Obama made fun of the angst many in the Republican establishment have expressed at the prospect that Trump or Tea Party candidate Ted Cruz could win the party’s nomination to run in the Nov. 8 presidential election.
“Guests were asked to check whether they wanted steak or fish, but instead a whole bunch of you wrote in Paul Ryan,” Obama said, referring to the top Republican in the House of Representatives, who many have hoped could be lured into running for president.
“That’s not an option people,” Obama said, displaying comedic chops perfected through seven previous appearances at the annual dinner. “You may not like steak or fish, but that’s your choice.”
In his remarks, Obama looked back on his presidency and jokingly predicted the country may be nearing its doom.
“The end of the republic has never looked better,” the tuxedo-clad president said looking out at the well-groomed crowd as he blasted Republican Party Chairman Reince Priebus.

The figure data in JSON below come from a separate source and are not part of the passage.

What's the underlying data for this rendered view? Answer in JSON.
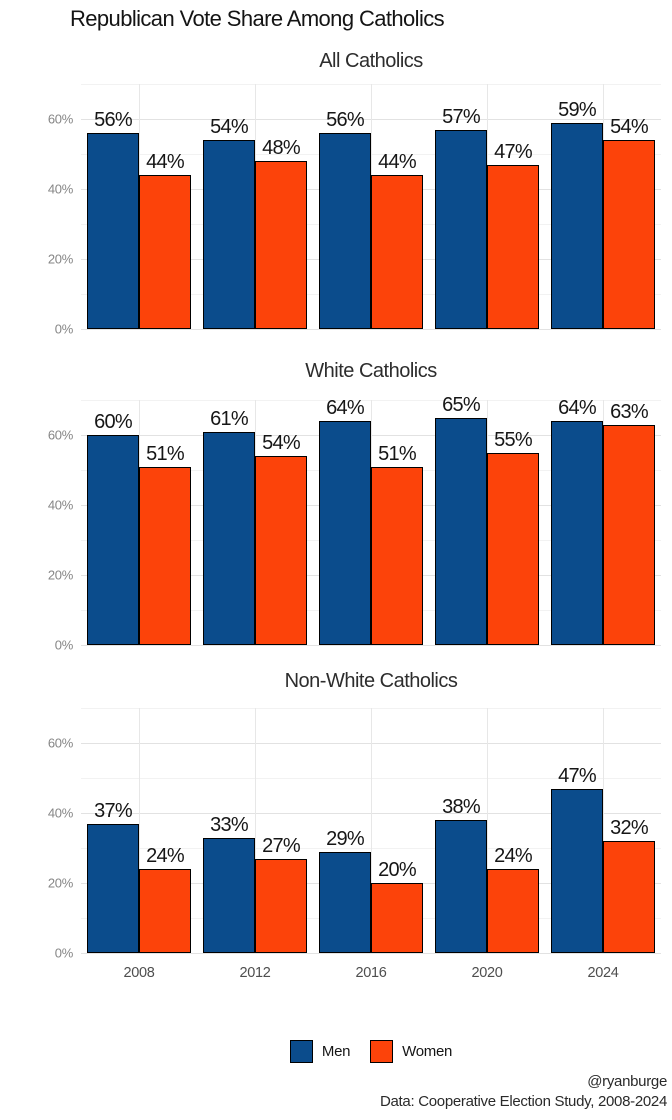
{
  "title": "Republican Vote Share Among Catholics",
  "colors": {
    "men": "#0b4c8c",
    "women": "#fc430a",
    "bar_outline": "#000000",
    "grid_major": "#e2e2e2",
    "grid_minor": "#f2f2f2"
  },
  "legend": {
    "position": "bottom",
    "items": [
      {
        "label": "Men",
        "color": "#0b4c8c"
      },
      {
        "label": "Women",
        "color": "#fc430a"
      }
    ]
  },
  "caption": {
    "line1": "@ryanburge",
    "line2": "Data: Cooperative Election Study, 2008-2024"
  },
  "chart_data": [
    {
      "type": "bar",
      "title": "All Catholics",
      "categories": [
        "2008",
        "2012",
        "2016",
        "2020",
        "2024"
      ],
      "series": [
        {
          "name": "Men",
          "values": [
            56,
            54,
            56,
            57,
            59
          ]
        },
        {
          "name": "Women",
          "values": [
            44,
            48,
            44,
            47,
            54
          ]
        }
      ],
      "ylim": [
        0,
        70
      ],
      "yticks": [
        0,
        20,
        40,
        60
      ],
      "ytick_labels": [
        "0%",
        "20%",
        "40%",
        "60%"
      ],
      "value_label_suffix": "%",
      "grid": true,
      "show_x_axis": false
    },
    {
      "type": "bar",
      "title": "White Catholics",
      "categories": [
        "2008",
        "2012",
        "2016",
        "2020",
        "2024"
      ],
      "series": [
        {
          "name": "Men",
          "values": [
            60,
            61,
            64,
            65,
            64
          ]
        },
        {
          "name": "Women",
          "values": [
            51,
            54,
            51,
            55,
            63
          ]
        }
      ],
      "ylim": [
        0,
        70
      ],
      "yticks": [
        0,
        20,
        40,
        60
      ],
      "ytick_labels": [
        "0%",
        "20%",
        "40%",
        "60%"
      ],
      "value_label_suffix": "%",
      "grid": true,
      "show_x_axis": false
    },
    {
      "type": "bar",
      "title": "Non-White Catholics",
      "categories": [
        "2008",
        "2012",
        "2016",
        "2020",
        "2024"
      ],
      "series": [
        {
          "name": "Men",
          "values": [
            37,
            33,
            29,
            38,
            47
          ]
        },
        {
          "name": "Women",
          "values": [
            24,
            27,
            20,
            24,
            32
          ]
        }
      ],
      "ylim": [
        0,
        70
      ],
      "yticks": [
        0,
        20,
        40,
        60
      ],
      "ytick_labels": [
        "0%",
        "20%",
        "40%",
        "60%"
      ],
      "value_label_suffix": "%",
      "grid": true,
      "show_x_axis": true
    }
  ]
}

“Congratulations on all your success,” Obama told Priebus, while wearing a sarcastic grin. “The Republican party, the nomination process – it’s all going great.”
Larry Wilmore, the host of a show on cable outlet Comedy Central, took his own shots at Trump when he took the podium after Obama, joking that next year the dinner will be called: “Donald Trump presents a luxurious evening paid for by Mexico.”
Trump has famously promised to build a wall between the United States and Mexico to prevent illegal immigration, and he has said he would force Mexico to pay for it.
With a bit of nostalgia, Obama reflected on his more than seven years in office, saying he had been a young man of idealism and vigor before he became president.
“Eight years ago I said it was time to change the tone of our politics,” Obama said. “In hindsight, I clearly should have been more specific.”